Wednesday, October 29, 2008

And our children’s children: Solid as Barack

I got an email from my cousin this morning that basically requested friends and family to not watch Barack Obama's primetime coverage tonight at 8:00 p.m. PT (8:00 p.m. ET) titled Barack Obama: America Promises.

She's not happy about the excessive campaign spending that goes on and that if we all spent this same amount of time researching the issues on our ballots, or perhaps learning more about the candidates from a credible source, we would be more informed as an electorate.


While she definitely gave me something to chew on, and although I agreed with her in spirit, I would argue that a good percentage of the voting population (unfortunately) gets informed on politicians and issues via slanted, sound-byte T.V. I wish that weren't the case; I'm a big advocate of personal responsibility and being informed as objectively as possible from various reliable resources.


Until we have true campaign fundraising reform, private moneys raised will drive the candidates' messages (down our throats).

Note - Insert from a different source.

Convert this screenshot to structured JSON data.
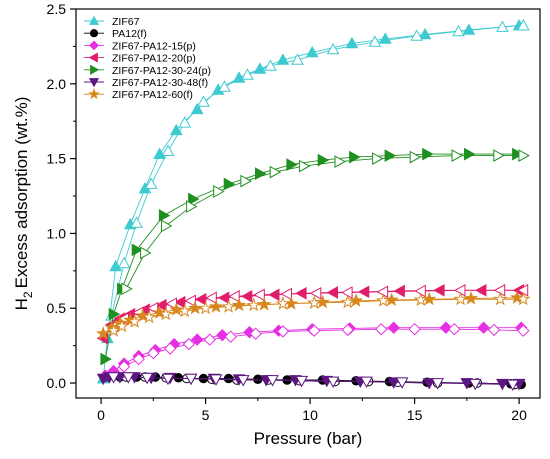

It's a corrupt system, I know, but my wife and I support Senator Obama and have donated to his campaign, so I do hope the undecided electorate watches tonight.


I'm still pretty angry at the economic policy mistakes made by both sides of aisle since the Clinton administration about banking and financial service deregulation, and how the global pool of money incited riotous greed. Our children and our children's children will be paying for the multi-billion-dollar financial system bailouts (plus the 10-plus-billion-dollar-per-month illegitimate war bill).


That's excessive spending we're paying for whether we like it or not. And we don't like it.


Instead, we prefer being solid as Barack.